La vera “palla al piede” è costituita dalla divisione Investment Banking (IB), in profonda perdita. I costi elevati per una chiusura completa delle unità IB, che per le e gli esperti di KBW ha un “valore negativo” di 11 miliardi di franchi, causerebbero probabilmente qualche difficoltà a un potenziale acquirente della grande banca.

UBS in primo piano

Tra i nomi più gettonati in queste ore tra analisti e media specializzati sui possibili compratori figura quello dell’altra grande banca elvetica UBS. Tuttavia l’operazione richiederebbe una strategia concordata e sostenuta delle autorità svizzere. Un’ipotesi non remota ma che non sarebbe esente da pesanti contraccolpi, soprattutto di tipo sociale.
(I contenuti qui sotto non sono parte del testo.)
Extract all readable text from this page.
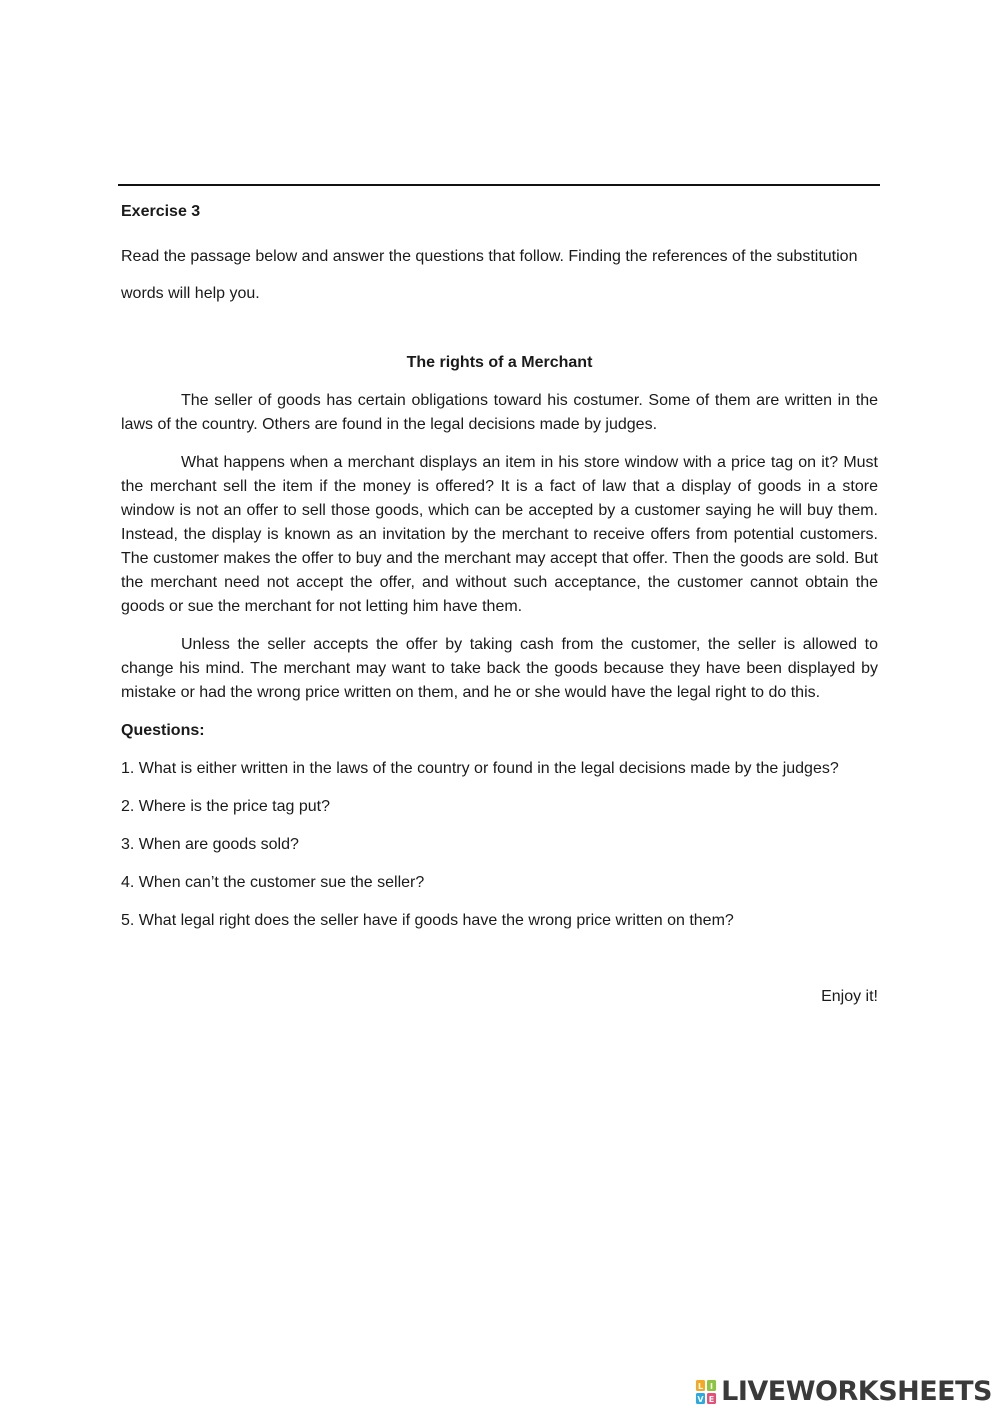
Exercise 3

Read the passage below and answer the questions that follow. Finding the references of the substitution words will help you.

The rights of a Merchant

The seller of goods has certain obligations toward his costumer. Some of them are written in the laws of the country. Others are found in the legal decisions made by judges.

What happens when a merchant displays an item in his store window with a price tag on it? Must the merchant sell the item if the money is offered? It is a fact of law that a display of goods in a store window is not an offer to sell those goods, which can be accepted by a customer saying he will buy them. Instead, the display is known as an invitation by the merchant to receive offers from potential customers. The customer makes the offer to buy and the merchant may accept that offer. Then the goods are sold. But the merchant need not accept the offer, and without such acceptance, the customer cannot obtain the goods or sue the merchant for not letting him have them.

Unless the seller accepts the offer by taking cash from the customer, the seller is allowed to change his mind. The merchant may want to take back the goods because they have been displayed by mistake or had the wrong price written on them, and he or she would have the legal right to do this.

Questions:

1. What is either written in the laws of the country or found in the legal decisions made by the judges?

2. Where is the price tag put?

3. When are goods sold?

4. When can’t the customer sue the seller?

5. What legal right does the seller have if goods have the wrong price written on them?

Enjoy it!

L I
V E LIVEWORKSHEETS
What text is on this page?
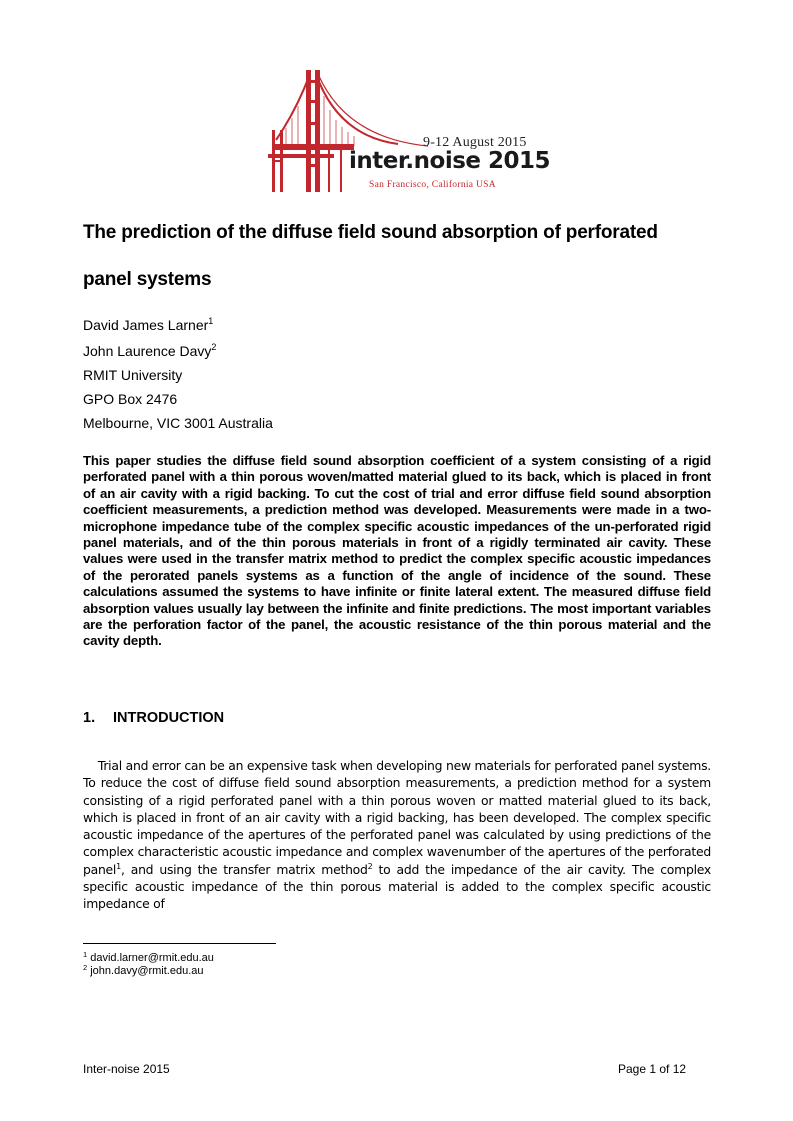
9-12 August 2015
inter.noise 2015
San Francisco, California USA
The prediction of the diffuse field sound absorption of perforated
panel systems
David James Larner$^1$
John Laurence Davy$^2$
RMIT University
GPO Box 2476
Melbourne, VIC 3001 Australia
This paper studies the diffuse field sound absorption coefficient of a system consisting of a rigid perforated panel with a thin porous woven/matted material glued to its back, which is placed in front of an air cavity with a rigid backing. To cut the cost of trial and error diffuse field sound absorption coefficient measurements, a prediction method was developed. Measurements were made in a two-microphone impedance tube of the complex specific acoustic impedances of the un-perforated rigid panel materials, and of the thin porous materials in front of a rigidly terminated air cavity. These values were used in the transfer matrix method to predict the complex specific acoustic impedances of the perorated panels systems as a function of the angle of incidence of the sound. These calculations assumed the systems to have infinite or finite lateral extent. The measured diffuse field absorption values usually lay between the infinite and finite predictions. The most important variables are the perforation factor of the panel, the acoustic resistance of the thin porous material and the cavity depth.
1. INTRODUCTION
Trial and error can be an expensive task when developing new materials for perforated panel systems. To reduce the cost of diffuse field sound absorption measurements, a prediction method for a system consisting of a rigid perforated panel with a thin porous woven or matted material glued to its back, which is placed in front of an air cavity with a rigid backing, has been developed. The complex specific acoustic impedance of the apertures of the perforated panel was calculated by using predictions of the complex characteristic acoustic impedance and complex wavenumber of the apertures of the perforated panel$^1$, and using the transfer matrix method$^2$ to add the impedance of the air cavity. The complex specific acoustic impedance of the thin porous material is added to the complex specific acoustic impedance of
$^1$ david.larner@rmit.edu.au
$^2$ john.davy@rmit.edu.au
Inter-noise 2015	Page 1 of 12
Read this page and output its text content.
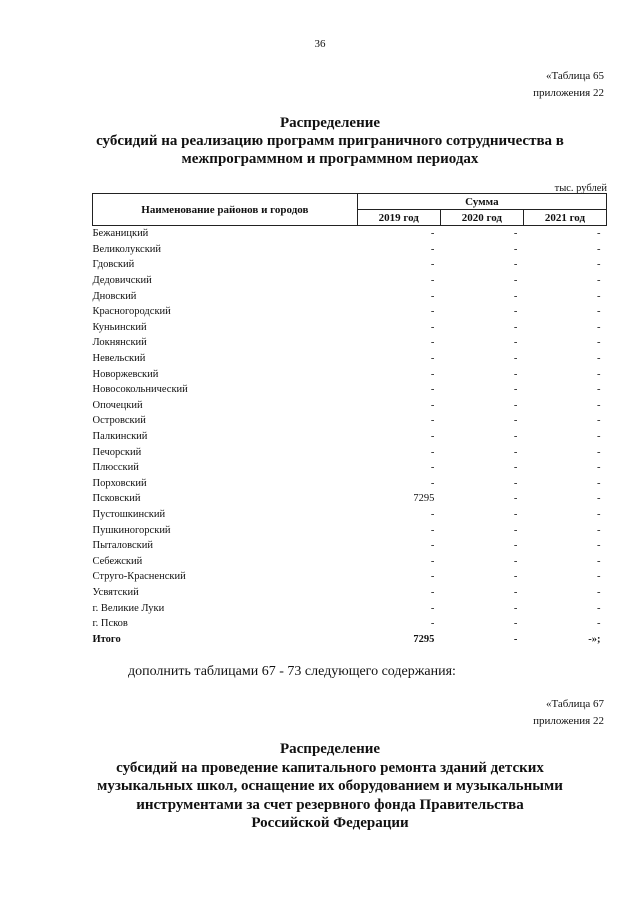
36
«Таблица 65
приложения 22
Распределение
субсидий на реализацию программ приграничного сотрудничества в
межпрограммном и программном периодах
тыс. рублей
Наименование районов и городов	Сумма		
	2019 год	2020 год	2021 год
Бежаницкий	-	-	-
Великолукский	-	-	-
Гдовский	-	-	-
Дедовичский	-	-	-
Дновский	-	-	-
Красногородский	-	-	-
Куньинский	-	-	-
Локнянский	-	-	-
Невельский	-	-	-
Новоржевский	-	-	-
Новосокольнический	-	-	-
Опочецкий	-	-	-
Островский	-	-	-
Палкинский	-	-	-
Печорский	-	-	-
Плюсский	-	-	-
Порховский	-	-	-
Псковский	7295	-	-
Пустошкинский	-	-	-
Пушкиногорский	-	-	-
Пыталовский	-	-	-
Себежский	-	-	-
Струго-Красненский	-	-	-
Усвятский	-	-	-
г. Великие Луки	-	-	-
г. Псков	-	-	-
Итого	7295	-	-»;
дополнить таблицами 67 - 73 следующего содержания:
«Таблица 67
приложения 22
Распределение
субсидий на проведение капитального ремонта зданий детских
музыкальных школ, оснащение их оборудованием и музыкальными
инструментами за счет резервного фонда Правительства
Российской Федерации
La fusione tra le due grandi banche inevitabilmente finirebbe per creare squilibri sul mercato finanziario interno e pesanti riduzioni di dipendenti. Per l’agenzia di stampa Bloomberg però UBS preferisce concentrarsi sulla propria strategia ed è riluttante ad assumere rischi legati al Credit Suisse, secondo quanto filtra tra gli operatori e le operatrici del settore.

In proposito il presidente della direzione del numero uno bancario elvetico Ralph Hamers ha detto negli scorsi giorni, nel corso di un incontro, che non avrebbe risposto a “domande ipotetiche sul Credit Suisse”.